Phylogenetic analysis
The aligned 77 chloroplast protein-coding genes had 65,481 characters, of which 16,380 were parsimony informative. The MP analysis produced single most-parsimonious tree (tree length = 72,586, CI = 0.488, RI = 0.626). The tree topologies from among MP, ML, and BI were found to be congruent with each other with 100% bootstrap (PBP, MBP) values and 1.00 Bayesian posterior probabilities (PP) supporting in almost all nodes except Palisota which was unresolved in MP analysis (not shown) (Fig. 5).
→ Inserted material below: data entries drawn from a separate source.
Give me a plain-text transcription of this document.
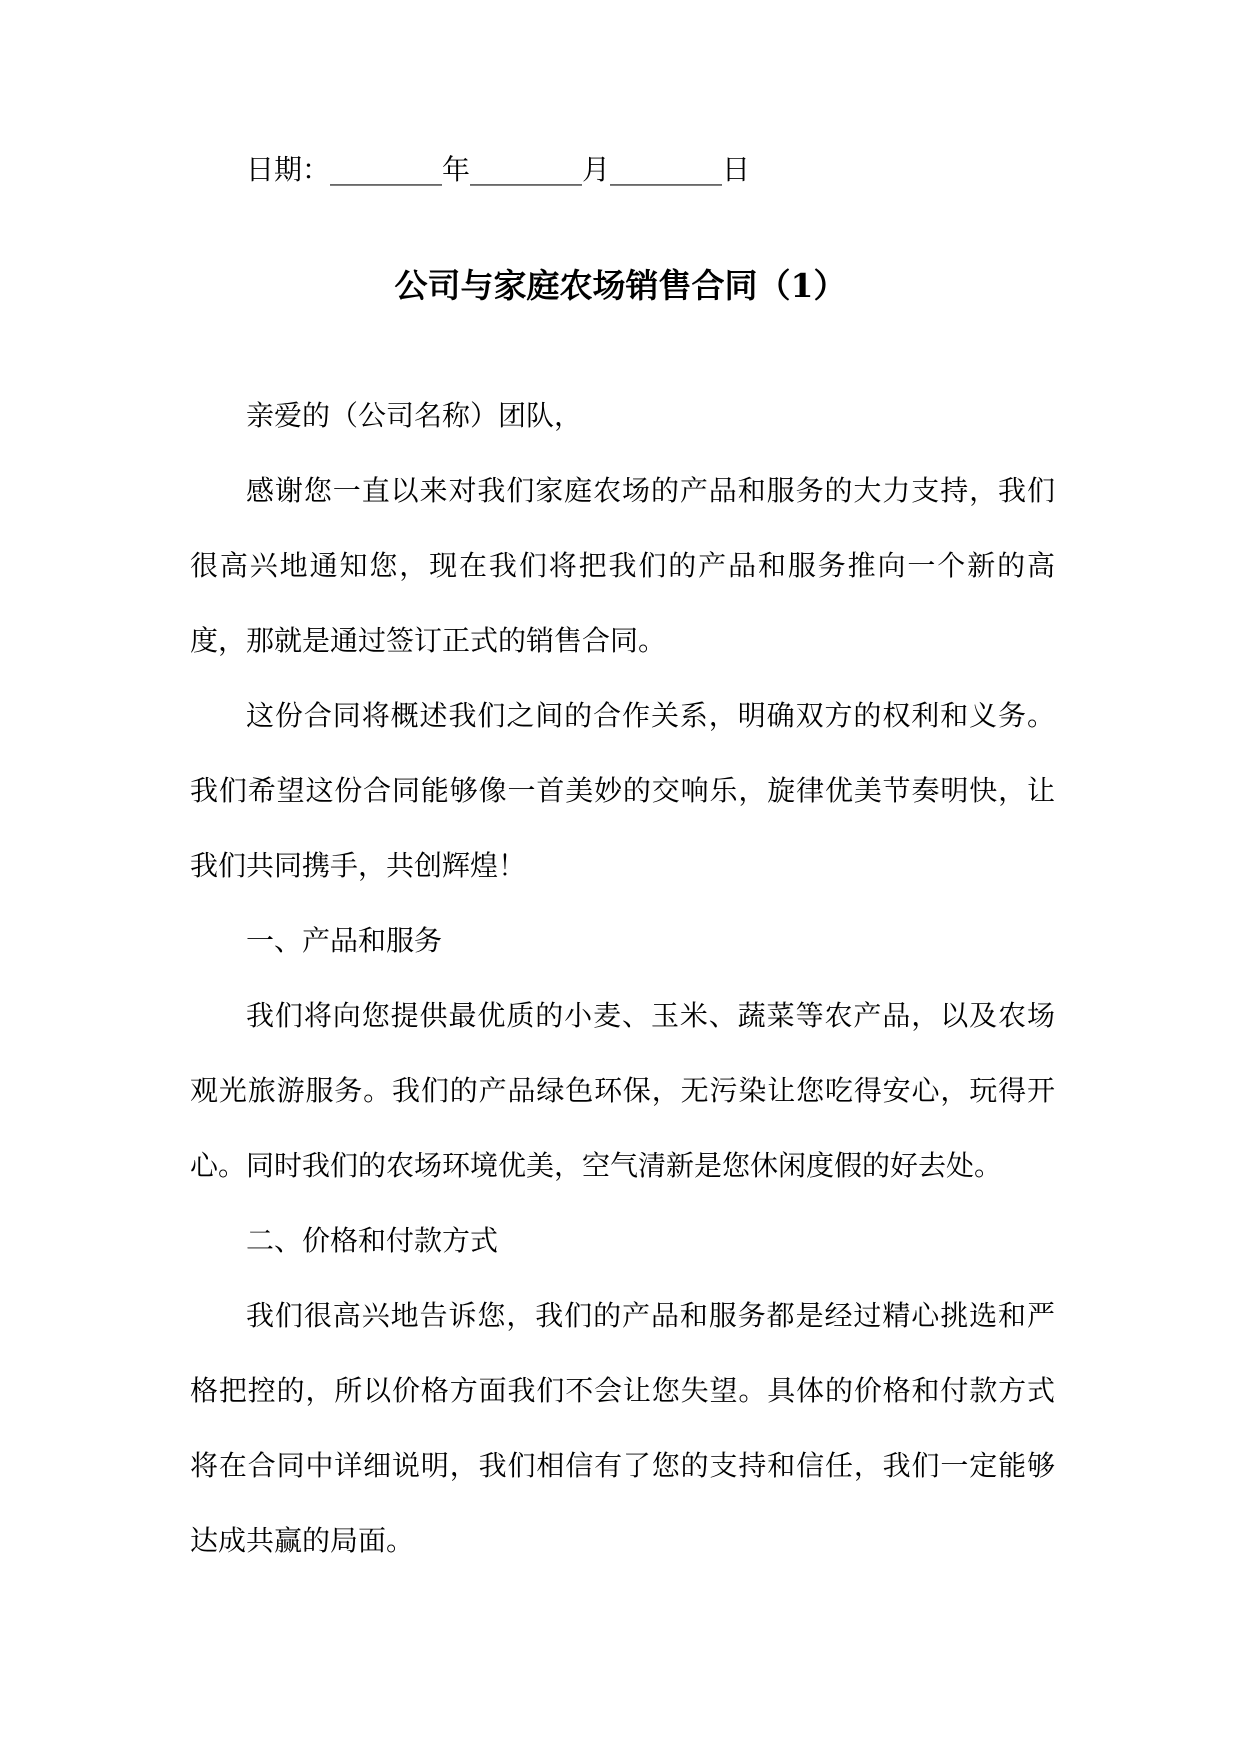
日期：________年________月________日
公司与家庭农场销售合同（1）

亲爱的（公司名称）团队，

感谢您一直以来对我们家庭农场的产品和服务的大力支持，我们很高兴地通知您，现在我们将把我们的产品和服务推向一个新的高度，那就是通过签订正式的销售合同。

这份合同将概述我们之间的合作关系，明确双方的权利和义务。我们希望这份合同能够像一首美妙的交响乐，旋律优美节奏明快，让我们共同携手，共创辉煌！

一、产品和服务

我们将向您提供最优质的小麦、玉米、蔬菜等农产品，以及农场观光旅游服务。我们的产品绿色环保，无污染让您吃得安心，玩得开心。同时我们的农场环境优美，空气清新是您休闲度假的好去处。

二、价格和付款方式

我们很高兴地告诉您，我们的产品和服务都是经过精心挑选和严格把控的，所以价格方面我们不会让您失望。具体的价格和付款方式将在合同中详细说明，我们相信有了您的支持和信任，我们一定能够达成共赢的局面。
The result suggested that Palisota was sister to the group consisting of the rest of Commelinoideae (Fig. 5). In Tradescantieae, Streptoliriinae was positioned at the basal node. Then, Dichorisandrinae divided into two clades ((Dichorisandra, Siderasis), (Cochliostema, Geogenanthus)) with relatively low support values in both MP and ML analysis (PBP = 74, MBP = 84, PP = 1) (Fig. 5). Among remain four subtribes, where two clades ((Coleotrypinae and Cyanotinae), (Tradescantiinae and Thyrsantheminae)) were formed with high support values (PBP = 100, MBP = 100, PP = 1), respecively (Fig. 5).